Even so, I picked up a satisfactory bag of silver at the Palace, returned to the Forum, greeted my banker with a happy smile and watched him open my rather small bank box. The coins made a sweet chink as they were stowed. There was still not enough there to force me to make tricky investment decisions, let alone the huge amount I would require if I ever decided to approach Helena Justina's senatorial father in the role of hopeful son-in-law. Luckily the noble Camillus was not expecting it to happen, so never bothered me with pressing questions about my plans.

After that, I diddled away the rest of the afternoon making excuses not to look for private clients.

I ought to have known that while I was out taking the air so aimlessly, the spinning Fates would be preparing to snag my thread.

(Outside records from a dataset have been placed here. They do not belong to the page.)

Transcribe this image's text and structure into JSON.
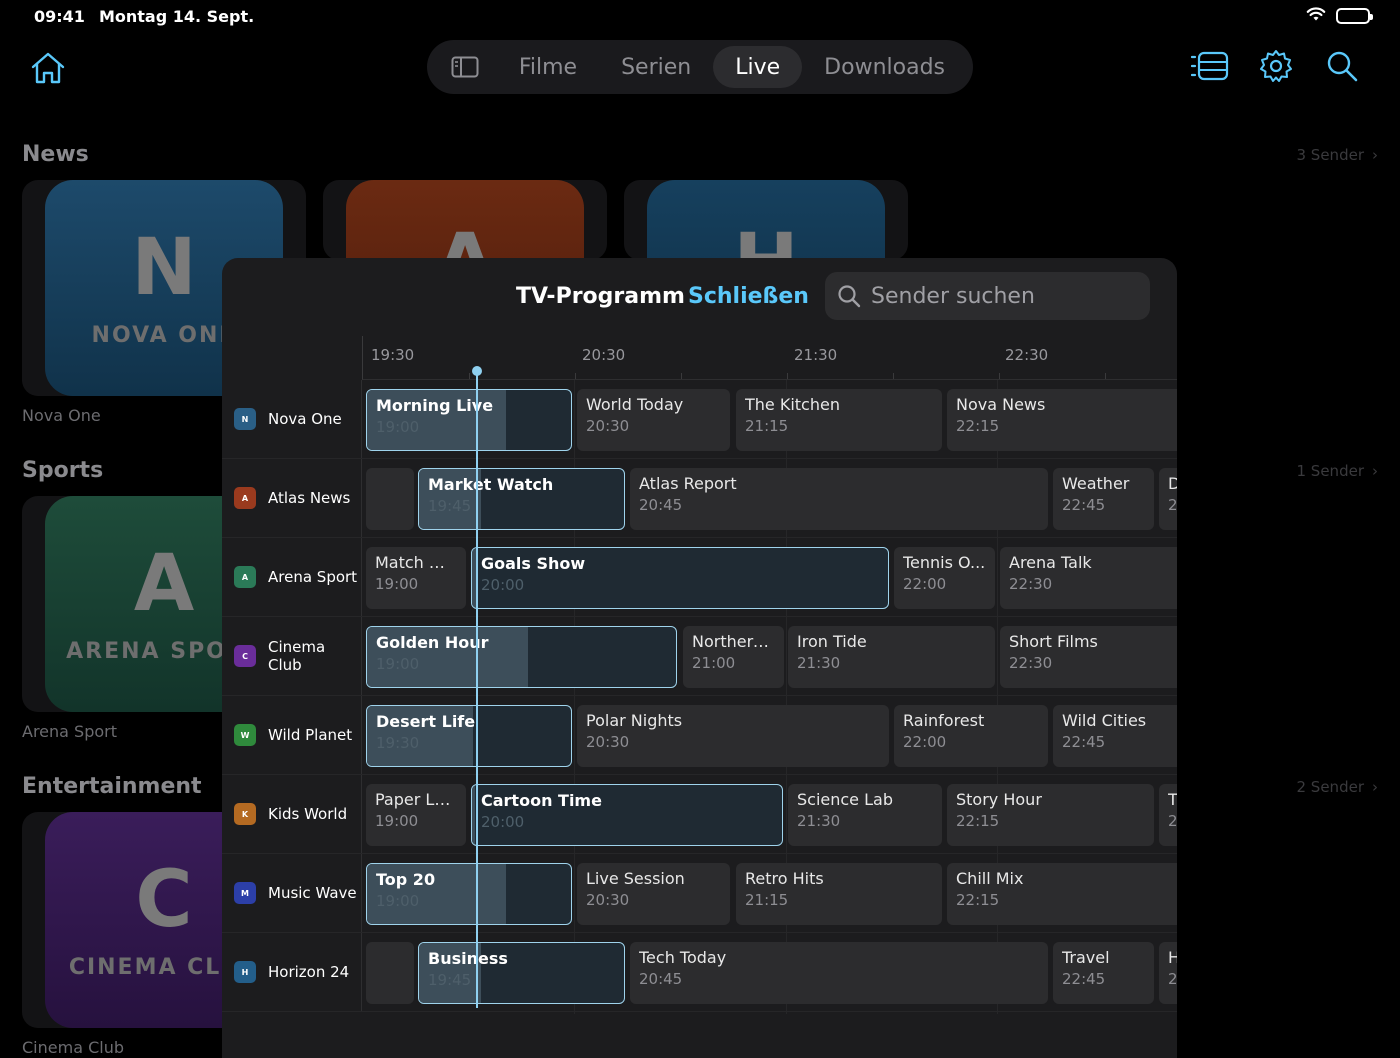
{
  "status": {
    "time": "09:41",
    "date": "Montag 14. Sept."
  },
  "nav": {
    "tabs": [
      "Filme",
      "Serien",
      "Live",
      "Downloads"
    ],
    "active": "Live"
  },
  "sections": [
    {
      "title": "News",
      "count": "3 Sender"
    },
    {
      "title": "Sports",
      "count": "1 Sender"
    },
    {
      "title": "Entertainment",
      "count": "2 Sender"
    }
  ],
  "cards": [
    {
      "letter": "N",
      "brand": "NOVA ONE",
      "label": "Nova One"
    },
    {
      "letter": "A",
      "brand": "ARENA SPORT",
      "label": "Arena Sport"
    },
    {
      "letter": "C",
      "brand": "CINEMA CLUB",
      "label": "Cinema Club"
    }
  ],
  "news_peek": [
    {
      "letter": "A"
    },
    {
      "letter": "H"
    }
  ],
  "sheet": {
    "title": "TV-Programm",
    "close": "Schließen",
    "search_placeholder": "Sender suchen"
  },
  "timeline": [
    "19:30",
    "20:30",
    "21:30",
    "22:30"
  ],
  "channels": [
    {
      "name": "Nova One",
      "logo": "N",
      "color": "#2a5f86",
      "programs": [
        {
          "title": "",
          "time": ""
        },
        {
          "title": "Morning Live",
          "time": "19:00",
          "live": true,
          "progress": 0.68
        },
        {
          "title": "World Today",
          "time": "20:30"
        },
        {
          "title": "The Kitchen",
          "time": "21:15"
        },
        {
          "title": "Nova News",
          "time": "22:15"
        }
      ]
    },
    {
      "name": "Atlas News",
      "logo": "A",
      "color": "#9a3a1e",
      "programs": [
        {
          "title": "",
          "time": ""
        },
        {
          "title": "Market Watch",
          "time": "19:45",
          "live": true,
          "progress": 0.3
        },
        {
          "title": "Atlas Report",
          "time": "20:45"
        },
        {
          "title": "Weather",
          "time": "22:45"
        },
        {
          "title": "D",
          "time": "2"
        }
      ]
    },
    {
      "name": "Arena Sport",
      "logo": "A",
      "color": "#2b7a58",
      "programs": [
        {
          "title": "Match Day",
          "time": "19:00"
        },
        {
          "title": "Goals Show",
          "time": "20:00",
          "live": true,
          "progress": 0.01
        },
        {
          "title": "Tennis O...",
          "time": "22:00"
        },
        {
          "title": "Arena Talk",
          "time": "22:30"
        }
      ]
    },
    {
      "name": "Cinema Club",
      "logo": "C",
      "color": "#6a2d9a",
      "programs": [
        {
          "title": "Golden Hour",
          "time": "19:00",
          "live": true,
          "progress": 0.52
        },
        {
          "title": "Northern...",
          "time": "21:00"
        },
        {
          "title": "Iron Tide",
          "time": "21:30"
        },
        {
          "title": "Short Films",
          "time": "22:30"
        }
      ]
    },
    {
      "name": "Wild Planet",
      "logo": "W",
      "color": "#2f8a3c",
      "programs": [
        {
          "title": "Desert Life",
          "time": "19:30",
          "live": true,
          "progress": 0.52
        },
        {
          "title": "Polar Nights",
          "time": "20:30"
        },
        {
          "title": "Rainforest",
          "time": "22:00"
        },
        {
          "title": "Wild Cities",
          "time": "22:45"
        }
      ]
    },
    {
      "name": "Kids World",
      "logo": "K",
      "color": "#b46a22",
      "programs": [
        {
          "title": "Paper La...",
          "time": "19:00"
        },
        {
          "title": "Cartoon Time",
          "time": "20:00",
          "live": true,
          "progress": 0.01
        },
        {
          "title": "Science Lab",
          "time": "21:30"
        },
        {
          "title": "Story Hour",
          "time": "22:15"
        },
        {
          "title": "T",
          "time": "2"
        }
      ]
    },
    {
      "name": "Music Wave",
      "logo": "M",
      "color": "#2c3fa8",
      "programs": [
        {
          "title": "Top 20",
          "time": "19:00",
          "live": true,
          "progress": 0.68
        },
        {
          "title": "Live Session",
          "time": "20:30"
        },
        {
          "title": "Retro Hits",
          "time": "21:15"
        },
        {
          "title": "Chill Mix",
          "time": "22:15"
        }
      ]
    },
    {
      "name": "Horizon 24",
      "logo": "H",
      "color": "#235e8a",
      "programs": [
        {
          "title": "",
          "time": ""
        },
        {
          "title": "Business",
          "time": "19:45",
          "live": true,
          "progress": 0.3
        },
        {
          "title": "Tech Today",
          "time": "20:45"
        },
        {
          "title": "Travel",
          "time": "22:45"
        },
        {
          "title": "H",
          "time": "2"
        }
      ]
    }
  ],
  "colors": {
    "accent": "#5ac8fa",
    "now": "#8fd0f0"
  }
}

That morning Helena had shouted in my dozing ear that she and my mother were going to my old apartment to begin clearing up. Eventually I strolled along there. Around Fountain Court the streets all smelt of drains, because in that sector of the city they were the drains. The inhabitants looked as drab and despondent as ever. This was the hole I had found for myself six years ago, when I came home from the army and felt that unlike my brother who still lived at home with a mother, I was too big a boy for that. Festus had said I was crazy-which made me all the more stubborn.

Another reason for leaving home had been to avoid pressure to go into the family business-either breaking my back market-gardening out on the Campania, or auctioneering, which would involve getting even more dirt on my hands. I can earth up a leek or tell lies about an antique lamp. But I had thought myself a sociable, easygoing character, so, naturally, the solitary, cynical life of an informer had seemed ideal. Now I was thirty, fending off family responsibilities on all sides, and stuck with my disastrous choice.